More than 800 people were arrested worldwide as part of a large transnational investigation into organised crime.
Operation Trojan Shield was led by the United States' Federal Bureau of Investigation (FBI) and involved police from sixteen other countries as well as Europol, the European Union's law enforcement agency.
Jean-Philipe Lecouffe, Europol's deputy executive director, told reporters on Tuesday morning that more than 700 locations were searched worldwide and over eight tonnes of cocaine were seized.
Two tonnes of amphetamines and methamphetamines, 22 tonnes of cannabis and cannabis resin and $48 million (€39.4 million) in various currencies and cryptocurrencies were also seized. More than 100 threats to life were also mitigated.
Lecouffe described Trojan Shield as "one the largest and most sophisticated law enforcement operations" and as "exceptional by its global outcome".
It relied on an encrypted messaging app developed by the FBI, named ANOM, that criminals were then tricked into using, allowing law enforcement to monitor millions of messages about drug smuggling, money laundering and even planned killings.
Authorities in Australia, where 224 people were arrested and more than four tonnes of drugs were seized, said the app was installed on stripped-back mobile phones and its popularity grew organically in criminal circles after it was vouched for by some high-profile underworld figures, described as “criminal influencers."
It grew to service more than 12,000 encrypted devices to over 300 criminal syndicates operating in more than 100 countries, including Italian organised crime, outlaw motorcycle gangs, and international drug trafficking organisations.
Overall, law enforcement accessed over 27 million messages over 18 months.
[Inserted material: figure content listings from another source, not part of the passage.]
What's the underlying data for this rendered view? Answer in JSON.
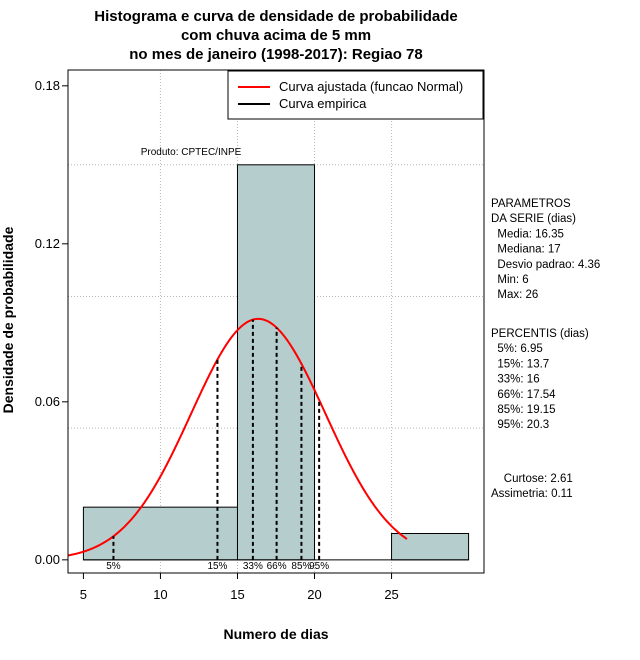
{
  "chart_data": {
    "type": "bar",
    "title_lines": [
      "Histograma e curva de densidade de probabilidade",
      "com chuva acima de 5 mm",
      "no mes de janeiro (1998-2017): Regiao 78"
    ],
    "xlabel": "Numero de dias",
    "ylabel": "Densidade de probabilidade",
    "xlim": [
      4,
      31
    ],
    "ylim": [
      -0.005,
      0.186
    ],
    "x_ticks": [
      5,
      10,
      15,
      20,
      25
    ],
    "y_ticks": [
      0.0,
      0.06,
      0.12,
      0.18
    ],
    "y_tick_labels": [
      "0.00",
      "0.06",
      "0.12",
      "0.18"
    ],
    "grid": true,
    "grid_x": [
      10,
      15,
      20,
      25
    ],
    "grid_y": [
      0.05,
      0.1,
      0.15
    ],
    "bins": [
      {
        "x0": 5,
        "x1": 15,
        "density": 0.02
      },
      {
        "x0": 15,
        "x1": 20,
        "density": 0.15
      },
      {
        "x0": 20,
        "x1": 25,
        "density": 0.0
      },
      {
        "x0": 25,
        "x1": 30,
        "density": 0.01
      }
    ],
    "bar_color": "#b5cecd",
    "normal_fit": {
      "mean": 16.35,
      "sd": 4.36,
      "x_range": [
        4,
        26
      ],
      "color": "#ff0000"
    },
    "percentiles": [
      {
        "label": "5%",
        "value": 6.95
      },
      {
        "label": "15%",
        "value": 13.7
      },
      {
        "label": "33%",
        "value": 16
      },
      {
        "label": "66%",
        "value": 17.54
      },
      {
        "label": "85%",
        "value": 19.15
      },
      {
        "label": "95%",
        "value": 20.3
      }
    ],
    "legend": {
      "position": "top-right",
      "entries": [
        {
          "label": "Curva ajustada (funcao Normal)",
          "color": "#ff0000"
        },
        {
          "label": "Curva empirica",
          "color": "#000000"
        }
      ]
    },
    "source_label": "Produto: CPTEC/INPE",
    "stats_panel": {
      "parametros_lines": [
        "PARAMETROS",
        "DA SERIE (dias)",
        "  Media: 16.35",
        "  Mediana: 17",
        "  Desvio padrao: 4.36",
        "  Min: 6",
        "  Max: 26"
      ],
      "percentis_lines": [
        "PERCENTIS (dias)",
        "  5%: 6.95",
        "  15%: 13.7",
        "  33%: 16",
        "  66%: 17.54",
        "  85%: 19.15",
        "  95%: 20.3"
      ],
      "shape_lines": [
        "    Curtose: 2.61",
        "Assimetria: 0.11"
      ]
    }
  }
}
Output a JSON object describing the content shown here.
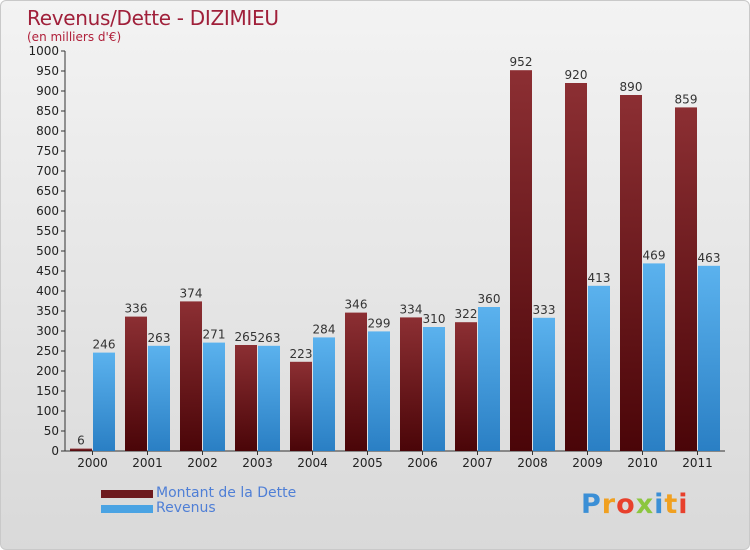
{
  "header": {
    "title": "Revenus/Dette - DIZIMIEU",
    "subtitle": "(en milliers d'€)"
  },
  "legend": {
    "items": [
      {
        "label": "Montant de la Dette",
        "color": "#6e1a1e"
      },
      {
        "label": "Revenus",
        "color": "#4aa3e3"
      }
    ]
  },
  "logo": {
    "text": "Proxiti",
    "letters": [
      {
        "char": "P",
        "color": "#3b8fd6"
      },
      {
        "char": "r",
        "color": "#f0a020"
      },
      {
        "char": "o",
        "color": "#e8402c"
      },
      {
        "char": "x",
        "color": "#8cc63f"
      },
      {
        "char": "i",
        "color": "#3b8fd6"
      },
      {
        "char": "t",
        "color": "#f0a020"
      },
      {
        "char": "i",
        "color": "#e8402c"
      }
    ]
  },
  "chart_data": {
    "type": "bar",
    "title": "Revenus/Dette - DIZIMIEU",
    "subtitle": "(en milliers d'€)",
    "categories": [
      "2000",
      "2001",
      "2002",
      "2003",
      "2004",
      "2005",
      "2006",
      "2007",
      "2008",
      "2009",
      "2010",
      "2011"
    ],
    "series": [
      {
        "name": "Montant de la Dette",
        "color": "#6e1a1e",
        "values": [
          6,
          336,
          374,
          265,
          223,
          346,
          334,
          322,
          952,
          920,
          890,
          859
        ]
      },
      {
        "name": "Revenus",
        "color": "#4aa3e3",
        "values": [
          246,
          263,
          271,
          263,
          284,
          299,
          310,
          360,
          333,
          413,
          469,
          463
        ]
      }
    ],
    "ylim": [
      0,
      1000
    ],
    "yticks": [
      0,
      50,
      100,
      150,
      200,
      250,
      300,
      350,
      400,
      450,
      500,
      550,
      600,
      650,
      700,
      750,
      800,
      850,
      900,
      950,
      1000
    ],
    "grid": false,
    "legend_position": "bottom-left"
  }
}
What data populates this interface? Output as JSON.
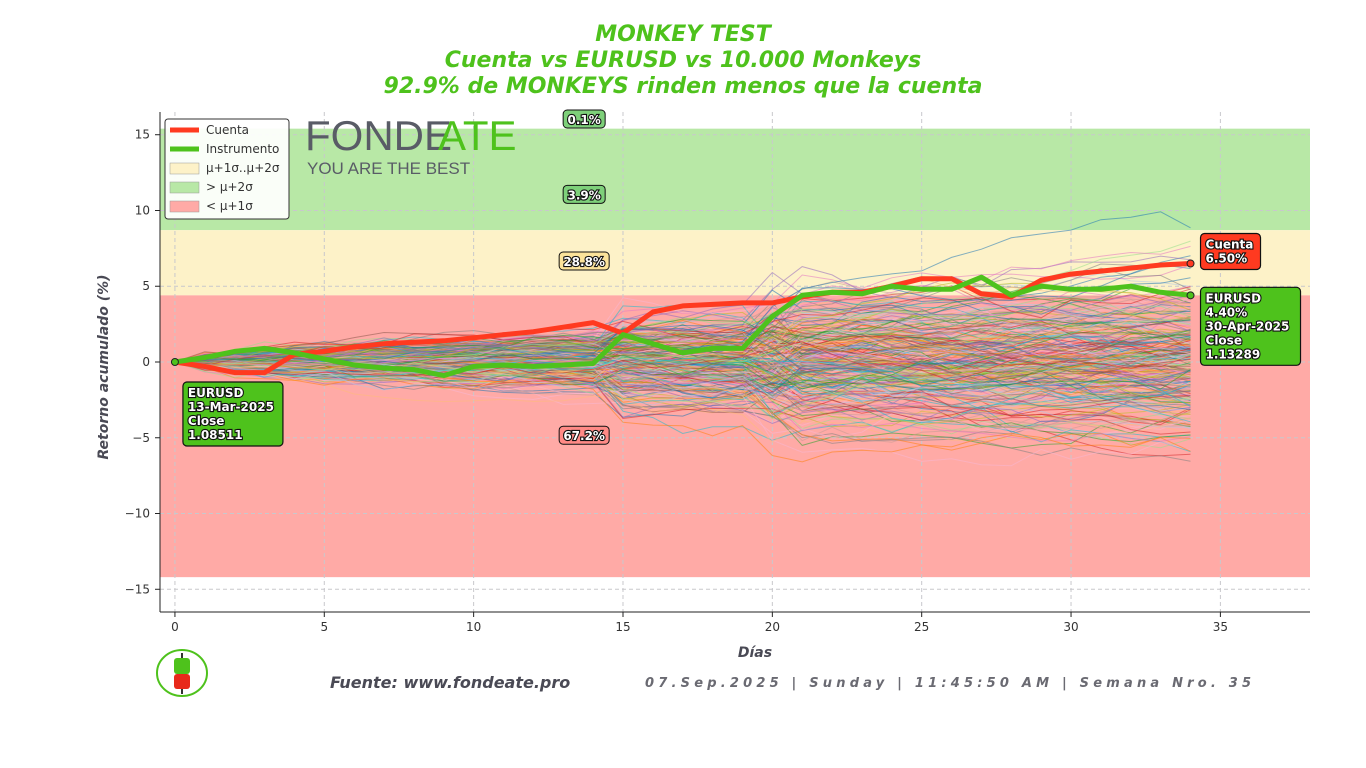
{
  "title_lines": [
    "MONKEY TEST",
    "Cuenta vs EURUSD vs 10.000 Monkeys",
    "92.9% de MONKEYS rinden menos que la cuenta"
  ],
  "colors": {
    "title": "#4ec21c",
    "account": "#ff3a20",
    "instrument": "#4ec21c",
    "band_top": "#b8e8a6",
    "band_mid": "#fdf2c8",
    "band_low": "#ffaaa6"
  },
  "watermark": {
    "brand_a": "FONDE",
    "brand_b": "ATE",
    "tagline": "YOU ARE THE BEST"
  },
  "legend": [
    {
      "label": "Cuenta",
      "kind": "line",
      "color": "#ff3a20"
    },
    {
      "label": "Instrumento",
      "kind": "line",
      "color": "#4ec21c"
    },
    {
      "label": "μ+1σ..μ+2σ",
      "kind": "patch",
      "color": "#fdf2c8"
    },
    {
      "label": "> μ+2σ",
      "kind": "patch",
      "color": "#b8e8a6"
    },
    {
      "label": "< μ+1σ",
      "kind": "patch",
      "color": "#ffaaa6"
    }
  ],
  "chart_data": {
    "type": "line",
    "xlabel": "Días",
    "ylabel": "Retorno acumulado (%)",
    "xlim": [
      -0.5,
      38
    ],
    "ylim": [
      -16.5,
      16.5
    ],
    "xticks": [
      0,
      5,
      10,
      15,
      20,
      25,
      30,
      35
    ],
    "yticks": [
      -15,
      -10,
      -5,
      0,
      5,
      10,
      15
    ],
    "grid": true,
    "legend_position": "top-left",
    "bands": [
      {
        "name": "> μ+2σ",
        "from": 8.7,
        "to": 15.4
      },
      {
        "name": "μ+1σ..μ+2σ",
        "from": 4.4,
        "to": 8.7
      },
      {
        "name": "< μ+1σ",
        "from": -14.2,
        "to": 4.4
      }
    ],
    "band_percentages": [
      {
        "label": "0.1%",
        "x": 13.7,
        "y": 16.5,
        "color": "#7ed07a"
      },
      {
        "label": "3.9%",
        "x": 13.7,
        "y": 11.0,
        "color": "#7ed07a"
      },
      {
        "label": "28.8%",
        "x": 13.7,
        "y": 6.6,
        "color": "#fbe39a"
      },
      {
        "label": "67.2%",
        "x": 13.7,
        "y": -4.9,
        "color": "#ff8a86"
      }
    ],
    "series": [
      {
        "name": "Cuenta",
        "x": [
          0,
          1,
          2,
          3,
          4,
          5,
          6,
          7,
          8,
          9,
          10,
          11,
          12,
          13,
          14,
          15,
          16,
          17,
          18,
          19,
          20,
          21,
          22,
          23,
          24,
          25,
          26,
          27,
          28,
          29,
          30,
          31,
          32,
          33,
          34
        ],
        "values": [
          0,
          -0.3,
          -0.7,
          -0.7,
          0.5,
          0.7,
          1.0,
          1.2,
          1.3,
          1.4,
          1.6,
          1.8,
          2.0,
          2.3,
          2.6,
          1.9,
          3.3,
          3.7,
          3.8,
          3.9,
          3.9,
          4.3,
          4.6,
          4.6,
          5.0,
          5.5,
          5.5,
          4.5,
          4.3,
          5.4,
          5.8,
          6.0,
          6.2,
          6.4,
          6.5
        ]
      },
      {
        "name": "Instrumento",
        "x": [
          0,
          1,
          2,
          3,
          4,
          5,
          6,
          7,
          8,
          9,
          10,
          11,
          12,
          13,
          14,
          15,
          16,
          17,
          18,
          19,
          20,
          21,
          22,
          23,
          24,
          25,
          26,
          27,
          28,
          29,
          30,
          31,
          32,
          33,
          34
        ],
        "values": [
          0,
          0.3,
          0.7,
          0.9,
          0.6,
          0.2,
          -0.2,
          -0.4,
          -0.5,
          -0.9,
          -0.3,
          -0.2,
          -0.3,
          -0.2,
          -0.1,
          1.8,
          1.2,
          0.6,
          0.9,
          0.9,
          3.0,
          4.4,
          4.6,
          4.5,
          5.0,
          4.8,
          4.8,
          5.6,
          4.4,
          5.0,
          4.8,
          4.8,
          5.0,
          4.6,
          4.4
        ]
      }
    ],
    "monkeys_visible": "thousands of random-walk paths (10.000 Monkeys)",
    "annotations": [
      {
        "text_lines": [
          "EURUSD",
          "13-Mar-2025",
          "Close",
          "1.08511"
        ],
        "x": 0,
        "y": 0,
        "color": "#4ec21c"
      },
      {
        "text_lines": [
          "Cuenta",
          "6.50%"
        ],
        "x": 34,
        "y": 6.5,
        "color": "#ff3a20"
      },
      {
        "text_lines": [
          "EURUSD",
          "4.40%",
          "30-Apr-2025",
          "Close",
          "1.13289"
        ],
        "x": 34,
        "y": 4.4,
        "color": "#4ec21c"
      }
    ]
  },
  "footer": {
    "source": "Fuente: www.fondeate.pro",
    "date_line": "07.Sep.2025 | Sunday | 11:45:50 AM | Semana Nro. 35"
  }
}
Australian Prime Minister Scott Morrison told reporters it was a watershed moment that would keep the nation's communities safer.
“Today, the Australian government, as part of a global operation, has struck a heavy blow against organised crime," Morrison said. "Not just in this country, but one that will echo around organised crime around the world.”
Lecouffe also described the operation as "a real breakthrough" that allowed authorities to acquire "exceptional insight into the criminal landscape and will provide spinoff investigations".
"It also shows that criminal networks in the 21st century are more fluid and flexible than previously thought," he stressed.
Back in April, Europol had warned in a report released every four years into serious and organised crime that it had never posed as high as a threat to the EU and its citizens as it does today, stressing that the COVID-19 pandemic could exacerbate the situation further.